Some Cocktail Suggestions, six songs recorded by Steve Albini, appears to be a water-treading move. While aggressive enough-both “Ray” and the shivering “Hit It” pulse with angry-parolee venom — the EP doesn’t sustain much in the way of forward motion. It does, however, provide a detailed bartender’s guide, complete with a practical hangover remedy.
The intriguingly straightforward Scars From Falling Down relegates the band’s battery of samples to subordinate status, a state of affairs that enhances Morasky’s fractured-but-judicious riffing while doing little to protect the air of mystery that’s one of Steel Pole’s chief assets. Abetted on three tracks by Ed Stasium mixes, the self-produced band does its best to sound like a rock combo; still, songs like “Home Is a Rope” and “3 of Cups” (one of two numbers named after favorite cocktail lounges) plant enough random depth charges to allay the fears of diehard fans. Heady stuff indeed.
Duh (aka Death’s Ugly Head) is a semi-legendary, ultra-fluid Bay Area “super”-group (anchored by Morasky and Boner label owner/ex-Fang guitarist/Star Pimp bassist Tom Flynn) that specializes in full-squall idiot-rock like “Hex” and “Hot Day for the Ice Cream Man” (the silliest invocation of Lucifer this side of Deicide). If one were to lock Primus and Poison Idea in a closet together, the results might end up sounding like this. (As a point of history, the name Death’s Ugly Head previously belonged, in the mid-’80s, to a Stockton, California group that included journalist Jackson Brian Griffith and future Pavement drummer Gary Young.)

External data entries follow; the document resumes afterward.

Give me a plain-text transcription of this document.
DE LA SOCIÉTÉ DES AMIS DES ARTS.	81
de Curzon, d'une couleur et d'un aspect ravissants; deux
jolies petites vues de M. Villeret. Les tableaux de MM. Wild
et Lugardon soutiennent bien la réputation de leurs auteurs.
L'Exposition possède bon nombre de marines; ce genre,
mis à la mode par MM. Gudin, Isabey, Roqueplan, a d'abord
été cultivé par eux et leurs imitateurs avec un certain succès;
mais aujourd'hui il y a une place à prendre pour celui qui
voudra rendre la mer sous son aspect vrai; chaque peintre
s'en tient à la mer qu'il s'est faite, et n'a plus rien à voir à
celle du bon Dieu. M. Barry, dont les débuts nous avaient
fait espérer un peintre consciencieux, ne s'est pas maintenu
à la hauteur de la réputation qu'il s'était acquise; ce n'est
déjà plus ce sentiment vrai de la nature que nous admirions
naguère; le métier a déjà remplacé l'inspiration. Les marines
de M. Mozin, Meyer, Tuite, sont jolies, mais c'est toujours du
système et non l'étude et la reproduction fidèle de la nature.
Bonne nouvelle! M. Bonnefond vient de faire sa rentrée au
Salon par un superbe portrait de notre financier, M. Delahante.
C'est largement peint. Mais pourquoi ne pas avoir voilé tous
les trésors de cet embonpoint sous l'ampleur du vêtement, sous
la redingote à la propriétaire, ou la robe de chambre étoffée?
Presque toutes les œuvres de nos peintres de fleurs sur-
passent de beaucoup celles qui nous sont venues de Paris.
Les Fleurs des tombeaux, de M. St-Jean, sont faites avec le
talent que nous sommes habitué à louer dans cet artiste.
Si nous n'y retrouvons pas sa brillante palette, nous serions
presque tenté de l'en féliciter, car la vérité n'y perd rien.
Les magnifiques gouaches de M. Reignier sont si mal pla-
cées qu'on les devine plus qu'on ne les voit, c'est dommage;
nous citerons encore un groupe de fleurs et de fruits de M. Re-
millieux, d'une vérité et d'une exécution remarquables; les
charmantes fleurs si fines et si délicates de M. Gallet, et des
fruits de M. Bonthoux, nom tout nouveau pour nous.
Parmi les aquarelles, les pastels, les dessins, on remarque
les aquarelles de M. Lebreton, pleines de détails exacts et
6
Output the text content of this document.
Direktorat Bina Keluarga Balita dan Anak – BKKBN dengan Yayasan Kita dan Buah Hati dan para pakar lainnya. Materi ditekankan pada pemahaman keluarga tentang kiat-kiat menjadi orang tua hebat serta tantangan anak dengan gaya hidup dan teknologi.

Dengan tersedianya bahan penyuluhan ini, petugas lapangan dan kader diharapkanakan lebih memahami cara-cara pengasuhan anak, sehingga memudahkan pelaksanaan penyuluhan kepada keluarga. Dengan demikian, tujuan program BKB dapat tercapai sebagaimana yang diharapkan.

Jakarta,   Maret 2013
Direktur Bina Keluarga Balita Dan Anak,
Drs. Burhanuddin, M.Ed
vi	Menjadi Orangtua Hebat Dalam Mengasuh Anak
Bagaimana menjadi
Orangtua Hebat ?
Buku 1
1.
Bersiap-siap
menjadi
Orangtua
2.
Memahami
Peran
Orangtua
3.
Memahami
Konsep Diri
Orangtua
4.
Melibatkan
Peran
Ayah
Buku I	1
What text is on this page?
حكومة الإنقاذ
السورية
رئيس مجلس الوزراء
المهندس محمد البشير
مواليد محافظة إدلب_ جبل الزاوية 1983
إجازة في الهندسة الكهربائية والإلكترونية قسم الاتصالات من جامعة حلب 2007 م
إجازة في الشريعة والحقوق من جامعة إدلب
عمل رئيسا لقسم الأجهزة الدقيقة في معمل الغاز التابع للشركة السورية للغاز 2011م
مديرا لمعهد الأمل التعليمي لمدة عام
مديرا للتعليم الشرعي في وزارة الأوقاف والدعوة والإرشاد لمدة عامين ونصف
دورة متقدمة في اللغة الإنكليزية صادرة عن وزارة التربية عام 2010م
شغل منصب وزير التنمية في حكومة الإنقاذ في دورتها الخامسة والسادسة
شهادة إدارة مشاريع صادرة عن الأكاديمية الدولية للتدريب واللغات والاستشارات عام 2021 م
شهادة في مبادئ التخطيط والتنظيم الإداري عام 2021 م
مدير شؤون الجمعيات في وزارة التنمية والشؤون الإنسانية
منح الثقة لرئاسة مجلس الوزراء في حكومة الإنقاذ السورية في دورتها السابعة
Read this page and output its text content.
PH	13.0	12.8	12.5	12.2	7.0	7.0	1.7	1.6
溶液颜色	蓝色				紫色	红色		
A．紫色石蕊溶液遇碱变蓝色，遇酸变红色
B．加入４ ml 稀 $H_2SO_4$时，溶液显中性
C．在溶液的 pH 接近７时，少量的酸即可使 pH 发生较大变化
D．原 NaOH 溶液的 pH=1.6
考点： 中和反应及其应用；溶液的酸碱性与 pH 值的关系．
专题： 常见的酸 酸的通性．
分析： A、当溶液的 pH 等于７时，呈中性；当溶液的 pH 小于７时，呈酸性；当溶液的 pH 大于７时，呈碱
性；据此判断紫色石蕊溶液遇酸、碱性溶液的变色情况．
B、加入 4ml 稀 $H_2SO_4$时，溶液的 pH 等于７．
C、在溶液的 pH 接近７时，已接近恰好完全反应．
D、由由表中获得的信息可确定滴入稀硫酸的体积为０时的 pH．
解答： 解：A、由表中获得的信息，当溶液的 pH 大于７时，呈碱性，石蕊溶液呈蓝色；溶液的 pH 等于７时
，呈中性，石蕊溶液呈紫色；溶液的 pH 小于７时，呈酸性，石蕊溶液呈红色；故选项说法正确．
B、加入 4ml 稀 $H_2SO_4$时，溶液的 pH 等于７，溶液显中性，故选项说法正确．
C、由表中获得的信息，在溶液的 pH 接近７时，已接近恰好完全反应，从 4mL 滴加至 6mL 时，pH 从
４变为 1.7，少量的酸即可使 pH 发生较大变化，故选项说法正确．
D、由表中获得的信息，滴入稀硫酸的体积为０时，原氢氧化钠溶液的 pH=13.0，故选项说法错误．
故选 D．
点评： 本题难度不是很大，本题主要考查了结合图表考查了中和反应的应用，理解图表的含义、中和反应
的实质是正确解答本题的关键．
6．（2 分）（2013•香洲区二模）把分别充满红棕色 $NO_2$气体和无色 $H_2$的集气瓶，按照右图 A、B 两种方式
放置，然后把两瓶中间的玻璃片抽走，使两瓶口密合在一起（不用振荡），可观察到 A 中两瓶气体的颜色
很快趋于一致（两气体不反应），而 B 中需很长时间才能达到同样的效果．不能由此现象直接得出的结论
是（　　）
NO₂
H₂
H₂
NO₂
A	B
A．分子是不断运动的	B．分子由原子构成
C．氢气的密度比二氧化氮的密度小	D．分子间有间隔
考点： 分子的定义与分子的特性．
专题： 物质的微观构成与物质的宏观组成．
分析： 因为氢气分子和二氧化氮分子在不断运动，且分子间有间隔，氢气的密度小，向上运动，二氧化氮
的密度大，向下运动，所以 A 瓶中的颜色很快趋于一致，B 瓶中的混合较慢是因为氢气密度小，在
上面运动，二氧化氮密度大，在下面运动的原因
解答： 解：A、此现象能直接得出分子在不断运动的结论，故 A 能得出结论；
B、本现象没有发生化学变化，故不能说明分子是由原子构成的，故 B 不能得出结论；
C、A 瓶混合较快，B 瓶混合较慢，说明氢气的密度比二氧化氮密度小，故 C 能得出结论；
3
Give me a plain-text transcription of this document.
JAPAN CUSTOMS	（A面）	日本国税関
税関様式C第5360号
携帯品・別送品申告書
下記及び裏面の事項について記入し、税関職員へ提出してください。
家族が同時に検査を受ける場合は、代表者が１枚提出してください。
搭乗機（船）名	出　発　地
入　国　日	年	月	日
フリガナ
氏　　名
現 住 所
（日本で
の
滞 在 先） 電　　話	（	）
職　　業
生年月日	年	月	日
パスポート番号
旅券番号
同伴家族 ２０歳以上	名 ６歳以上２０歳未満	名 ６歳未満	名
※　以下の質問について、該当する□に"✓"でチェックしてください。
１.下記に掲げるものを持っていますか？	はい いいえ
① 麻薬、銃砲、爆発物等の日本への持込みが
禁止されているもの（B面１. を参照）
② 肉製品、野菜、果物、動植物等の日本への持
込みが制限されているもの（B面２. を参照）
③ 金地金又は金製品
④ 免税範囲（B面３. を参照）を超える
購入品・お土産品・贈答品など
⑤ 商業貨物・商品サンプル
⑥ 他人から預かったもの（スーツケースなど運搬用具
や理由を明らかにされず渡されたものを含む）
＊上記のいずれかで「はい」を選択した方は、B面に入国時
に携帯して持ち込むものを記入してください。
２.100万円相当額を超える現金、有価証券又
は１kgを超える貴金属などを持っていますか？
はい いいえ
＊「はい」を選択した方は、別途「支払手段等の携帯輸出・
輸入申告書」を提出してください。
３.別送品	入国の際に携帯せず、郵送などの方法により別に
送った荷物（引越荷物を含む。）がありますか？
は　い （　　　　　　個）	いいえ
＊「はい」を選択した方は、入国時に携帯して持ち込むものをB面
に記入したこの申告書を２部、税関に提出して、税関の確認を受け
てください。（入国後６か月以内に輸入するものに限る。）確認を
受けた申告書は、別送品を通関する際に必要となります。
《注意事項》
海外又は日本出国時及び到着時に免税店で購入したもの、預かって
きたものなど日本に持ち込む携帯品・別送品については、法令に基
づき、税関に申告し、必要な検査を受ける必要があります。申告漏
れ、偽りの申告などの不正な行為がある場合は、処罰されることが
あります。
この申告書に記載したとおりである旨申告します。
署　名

Milk Cult, SPBT’s industrialized sideline with DJ/sample fiend C.C. Nova, is a markedly more shadowy and less song-oriented project, replete with plenty of doom-rock atmosphere, clanking percussion and walls of samples thick enough to contain the wild shrieking of whoever it is pops up to do the singing. For the easiest entry into the Cult’s compound, try Burn or Bury, which features guest yowling by Mike Patton on “Psychoanalytwist” and a lot of twisted but accessible rock-with-samples; the ambient, random-access no-singing weirdness of Love God, which makes an effort to be taken as fictional film music, is a lot more daunting. C.C. Nova’s demented solo collage record offers an even worse assault on the nerves, using such creative ingredients as “Bach’s Flute Dance (from Badinerie of B-minor Suite) 5″ yellow plastic childrens record burned with a Bic lighter played @ 16 rpm thru faulty stereo cable” and “various sound effects records looped with Scotch brand magic tape, scratched, ruined, and then returned to the SF Public Library. (Sorry)”
Tumor Circus teams the entire Steel Pole lineup with Jello Biafra for a handful of predictably “shocking” attempts to tweak middle-class kulcha: the self-titled record compiles previously released singles on the order of “Meat Hook Up My Rectum.” Do you really need to know more than that?